Home > Article > Technology peripherals > Multi-modal fusion BEV target detection method AutoAlign V1 and V2
In autonomous driving, target detection through RGB images or lidar point clouds has been widely explored. However, how to make these two data sources complementary and beneficial to each other remains a challenge. AutoAlignV1 and AutoAlignV2 are mainly the work of the University of Science and Technology of China, Harbin Institute of Technology, and SenseTime (initially including the Chinese University of Hong Kong and Tsinghua University).
AutoAlignV1 comes from the arXiv paper "AutoAlign: Pixel-Instance Feature Aggregation for Multi-Modal 3D Object Detection", uploaded in April 2022.
This paper proposes an automatic feature fusion strategy AutoAlign V1 for 3D target detection. Use a learnable alignment map to model the mapping relationship between the image and the point cloud, rather than establishing a deterministic correspondence with the camera projection matrix. This graph enables the model to automatically align non-homomorphic features in a dynamic and data-driven manner. Specifically, a cross-attention feature alignment module is designed to adaptively aggregate pixel-level image features of each voxel. In order to enhance the semantic consistency in the feature alignment process, a self-supervised cross-modal feature interaction module is also designed, through which the model can learn feature aggregation guided by instance-level features.
Multimodal 3-D object detectors can be roughly divided into two categories: decision-level fusion and feature-level fusion. The former detects objects in their respective modes and then brings the bounding boxes together in 3D space. Unlike decision-level fusion, feature-level fusion combines multi-modal features into a single representation to detect objects. Therefore, the detector can make full use of features from different modalities during the inference stage. In view of this, more feature-level fusion methods have been developed recently.
A work projects each point to the image plane and obtains the corresponding image features through bilinear interpolation. Although feature aggregation is performed finely at the pixel level, dense patterns in the image domain will be lost due to the sparsity of fusion points, that is, the semantic consistency in image features is destroyed.
Another work uses the initial solution provided by the 3D detector to obtain RoI features of different modalities and connect them together for feature fusion. It maintains semantic consistency by performing instance-level fusion, but suffers from problems such as rough feature aggregation and missing 2D information in the initial proposal generation stage.
To fully utilize these two methods, the authors propose an integrated multi-modal feature fusion framework for 3-D object detection named AutoAlign. It enables the detector to aggregate cross-modal features in an adaptive manner, proving effective in modeling relationships between non-homomorphic representations. At the same time, it exploits pixel-level fine-grained feature aggregation while maintaining semantic consistency through instance-level feature interaction.
As shown in the figure: feature interaction operates at two levels: (i) pixel-level feature aggregation; (ii) instance-level feature interaction.

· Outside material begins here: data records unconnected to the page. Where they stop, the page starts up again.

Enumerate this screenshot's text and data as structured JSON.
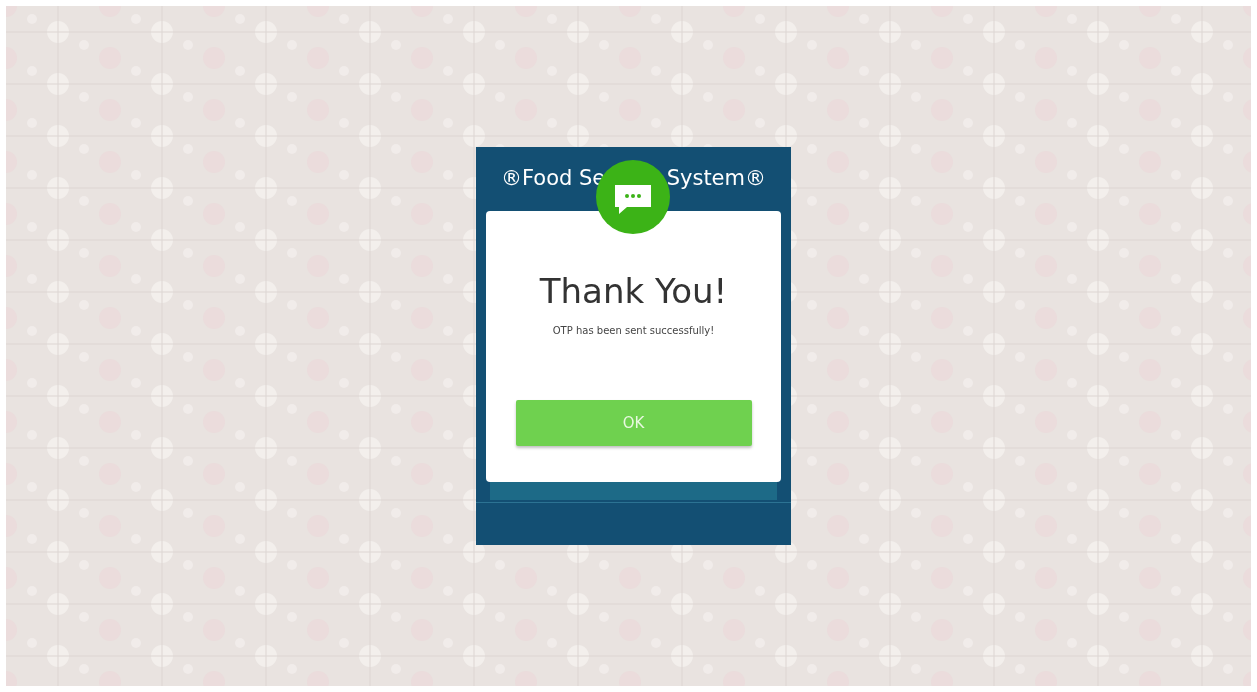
{
  "header": {
    "title_left": "®Food Se",
    "title_right": "System®"
  },
  "dialog": {
    "title": "Thank You!",
    "message": "OTP has been sent successfully!",
    "button": "OK"
  }
}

Previous work mainly utilizes camera projection matrices to align image and point features in a deterministic manner. This approach is effective, but may introduce two potential problems: 1) the point cannot obtain a broader view of the image data, and 2) only positional consistency is maintained, while semantic correlation is ignored. Therefore, AutoAlign designed the Cross Attention Feature Alignment (CAFA) module to adaptively align features between non-homomorphic representations. CAFA (Cross-Attention Feature Alignment) The module does not use a one-to-one matching mode, but makes each voxel aware of the entire image and dynamically focuses on the pixel level based on the learnable alignment map. 2D features.
As shown in the figure: AutoAlign consists of two core components. CAFA performs feature aggregation on the image plane and extracts fine-grained pixel-level information of each voxel feature. SCFI (Self-supervised Cross-modal Feature Interaction) Perform cross-modal self-supervision and use instance-level guidance to enhance the semantic consistency of the CAFA module.

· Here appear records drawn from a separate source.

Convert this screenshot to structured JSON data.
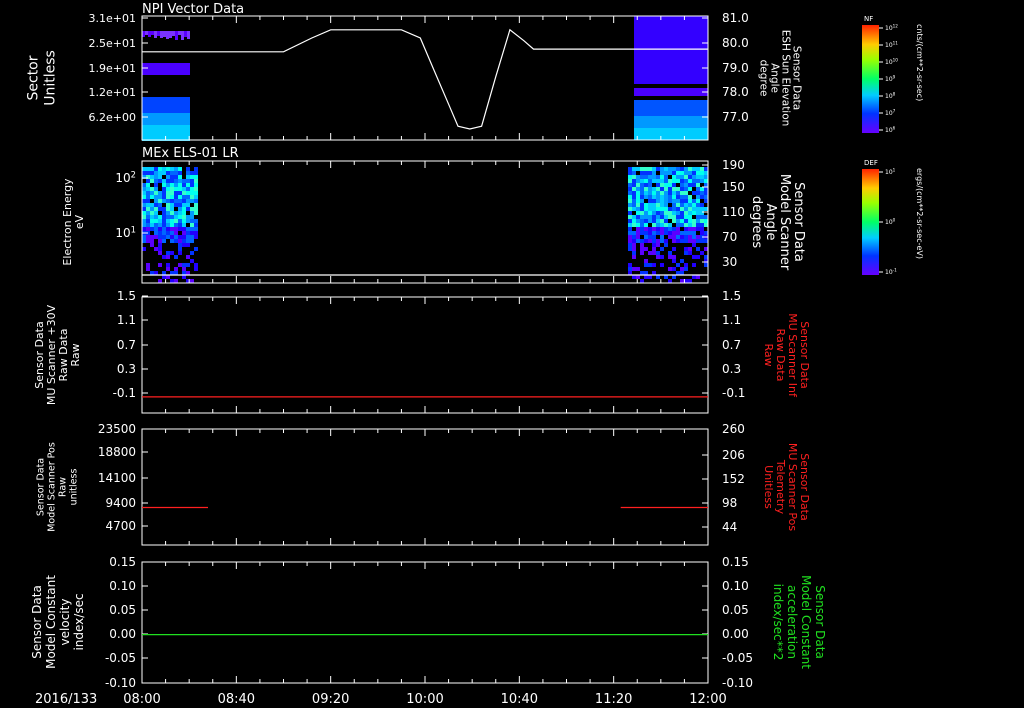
{
  "time_axis": {
    "date_label": "2016/133",
    "start_minutes": 480,
    "end_minutes": 720,
    "ticks": [
      {
        "label": "08:00",
        "t": 480
      },
      {
        "label": "08:40",
        "t": 520
      },
      {
        "label": "09:20",
        "t": 560
      },
      {
        "label": "10:00",
        "t": 600
      },
      {
        "label": "10:40",
        "t": 640
      },
      {
        "label": "11:20",
        "t": 680
      },
      {
        "label": "12:00",
        "t": 720
      }
    ]
  },
  "panels": [
    {
      "id": "npi",
      "title": "NPI Vector Data",
      "left_label": [
        "Sector",
        "Unitless"
      ],
      "left_ticks": [
        {
          "label": "3.1e+01",
          "v": 31
        },
        {
          "label": "2.5e+01",
          "v": 25
        },
        {
          "label": "1.9e+01",
          "v": 19
        },
        {
          "label": "1.2e+01",
          "v": 12
        },
        {
          "label": "6.2e+00",
          "v": 6.2
        }
      ],
      "right_label": [
        "Sensor Data",
        "ESH Sun Elevation",
        "Angle",
        "degree"
      ],
      "right_ticks": [
        {
          "label": "81.0",
          "v": 81
        },
        {
          "label": "80.0",
          "v": 80
        },
        {
          "label": "79.0",
          "v": 79
        },
        {
          "label": "78.0",
          "v": 78
        },
        {
          "label": "77.0",
          "v": 77
        }
      ],
      "colorbar": {
        "label": "NF",
        "unit": "cnts/(cm**2-sr-sec)",
        "ticks": [
          "10^12",
          "10^11",
          "10^10",
          "10^9",
          "10^8",
          "10^7",
          "10^6"
        ]
      }
    },
    {
      "id": "els",
      "title": "MEx ELS-01 LR",
      "left_label": [
        "Electron Energy",
        "eV"
      ],
      "left_ticks": [
        {
          "label": "10^2",
          "v": 100
        },
        {
          "label": "10^1",
          "v": 10
        }
      ],
      "right_label": [
        "Sensor Data",
        "Model Scanner",
        "Angle",
        "degrees"
      ],
      "right_ticks": [
        {
          "label": "190",
          "v": 190
        },
        {
          "label": "150",
          "v": 150
        },
        {
          "label": "110",
          "v": 110
        },
        {
          "label": "70",
          "v": 70
        },
        {
          "label": "30",
          "v": 30
        }
      ],
      "colorbar": {
        "label": "DEF",
        "unit": "ergs/(cm**2-sr-sec-eV)",
        "ticks": [
          "10^1",
          "10^0",
          "10^-1"
        ]
      }
    },
    {
      "id": "mu_raw",
      "title": "",
      "left_label": [
        "Sensor Data",
        "MU Scanner +30V",
        "Raw Data",
        "Raw"
      ],
      "left_ticks": [
        {
          "label": "1.5",
          "v": 1.5
        },
        {
          "label": "1.1",
          "v": 1.1
        },
        {
          "label": "0.7",
          "v": 0.7
        },
        {
          "label": "0.3",
          "v": 0.3
        },
        {
          "label": "-0.1",
          "v": -0.1
        }
      ],
      "right_label": [
        "Sensor Data",
        "MU Scanner Inf",
        "Raw Data",
        "Raw"
      ],
      "right_ticks": [
        {
          "label": "1.5",
          "v": 1.5
        },
        {
          "label": "1.1",
          "v": 1.1
        },
        {
          "label": "0.7",
          "v": 0.7
        },
        {
          "label": "0.3",
          "v": 0.3
        },
        {
          "label": "-0.1",
          "v": -0.1
        }
      ]
    },
    {
      "id": "scan_pos",
      "title": "",
      "left_label": [
        "Sensor Data",
        "Model Scanner Pos",
        "Raw",
        "unitless"
      ],
      "left_ticks": [
        {
          "label": "23500",
          "v": 23500
        },
        {
          "label": "18800",
          "v": 18800
        },
        {
          "label": "14100",
          "v": 14100
        },
        {
          "label": "9400",
          "v": 9400
        },
        {
          "label": "4700",
          "v": 4700
        }
      ],
      "right_label": [
        "Sensor Data",
        "MU Scanner Pos",
        "Telemetry",
        "Unitless"
      ],
      "right_ticks": [
        {
          "label": "260",
          "v": 260
        },
        {
          "label": "206",
          "v": 206
        },
        {
          "label": "152",
          "v": 152
        },
        {
          "label": "98",
          "v": 98
        },
        {
          "label": "44",
          "v": 44
        }
      ]
    },
    {
      "id": "velocity",
      "title": "",
      "left_label": [
        "Sensor Data",
        "Model Constant",
        "velocity",
        "index/sec"
      ],
      "left_ticks": [
        {
          "label": "0.15",
          "v": 0.15
        },
        {
          "label": "0.10",
          "v": 0.1
        },
        {
          "label": "0.05",
          "v": 0.05
        },
        {
          "label": "0.00",
          "v": 0.0
        },
        {
          "label": "-0.05",
          "v": -0.05
        },
        {
          "label": "-0.10",
          "v": -0.1
        }
      ],
      "right_label": [
        "Sensor Data",
        "Model Constant",
        "acceleration",
        "index/sec**2"
      ],
      "right_ticks": [
        {
          "label": "0.15",
          "v": 0.15
        },
        {
          "label": "0.10",
          "v": 0.1
        },
        {
          "label": "0.05",
          "v": 0.05
        },
        {
          "label": "0.00",
          "v": 0.0
        },
        {
          "label": "-0.05",
          "v": -0.05
        },
        {
          "label": "-0.10",
          "v": -0.1
        }
      ]
    }
  ],
  "colors": {
    "background": "#000000",
    "axis": "#ffffff",
    "red_series": "#ff2020",
    "green_series": "#20e020",
    "red_label": "#ff2020",
    "green_label": "#20e020"
  },
  "chart_data": [
    {
      "type": "line",
      "panel": "npi",
      "series": [
        {
          "name": "ESH Sun Elevation Angle",
          "x": [
            480,
            540,
            552,
            560,
            580,
            590,
            598,
            604,
            610,
            614,
            619,
            624,
            630,
            636,
            642,
            646,
            652,
            680,
            720
          ],
          "y": [
            79.7,
            79.7,
            80.2,
            80.5,
            80.5,
            80.5,
            80.2,
            79.0,
            77.8,
            77.0,
            76.9,
            77.0,
            78.8,
            80.5,
            80.1,
            79.8,
            79.8,
            79.8,
            79.8
          ]
        }
      ],
      "ylim": [
        76.5,
        81.0
      ]
    },
    {
      "type": "line",
      "panel": "mu_raw",
      "series": [
        {
          "name": "MU Scanner Inf",
          "x": [
            480,
            720
          ],
          "y": [
            -0.05,
            -0.05
          ]
        }
      ],
      "ylim": [
        -0.3,
        1.5
      ]
    },
    {
      "type": "line",
      "panel": "scan_pos",
      "series": [
        {
          "name": "MU Scanner Pos segment 1",
          "x": [
            480,
            508
          ],
          "y": [
            7600,
            7600
          ]
        },
        {
          "name": "MU Scanner Pos segment 2",
          "x": [
            683,
            720
          ],
          "y": [
            7600,
            7600
          ]
        }
      ],
      "ylim": [
        0,
        23500
      ]
    },
    {
      "type": "line",
      "panel": "velocity",
      "series": [
        {
          "name": "Model Constant velocity",
          "x": [
            480,
            720
          ],
          "y": [
            0.0,
            0.0
          ]
        }
      ],
      "ylim": [
        -0.1,
        0.15
      ]
    }
  ]
}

#CAFA is a fine-grained paradigm for aggregating image features. However, it cannot capture instance-level information. In contrast, RoI-based feature fusion maintains the integrity of the object while suffering from rough feature aggregation and missing 2D information during the proposal generation stage.
In order to bridge the gap between pixel-level and instance-level fusion, the Self-supervised Cross-modal Feature Interaction (SCFI) module is introduced to guide the learning of CAFA. It directly utilizes the final predictions of the 3D detector as proposals, leveraging image and point features for accurate proposal generation. Furthermore, instead of concatenating cross-modal features together for further bounding box optimization, similarity constraints are added to cross-modal feature pairs as instance-level guidance for feature alignment.
Given a 2D feature map and corresponding 3D voxelized features, N regional 3D detection frames are randomly sampled, and then projected onto the 2D plane using the camera projection matrix, thereby generating a set of 2D frame pairs. Once the paired boxes are obtained, 2DRoIAlign and 3DRoIPooling are used in 2D and 3D feature spaces to obtain the respective RoI features.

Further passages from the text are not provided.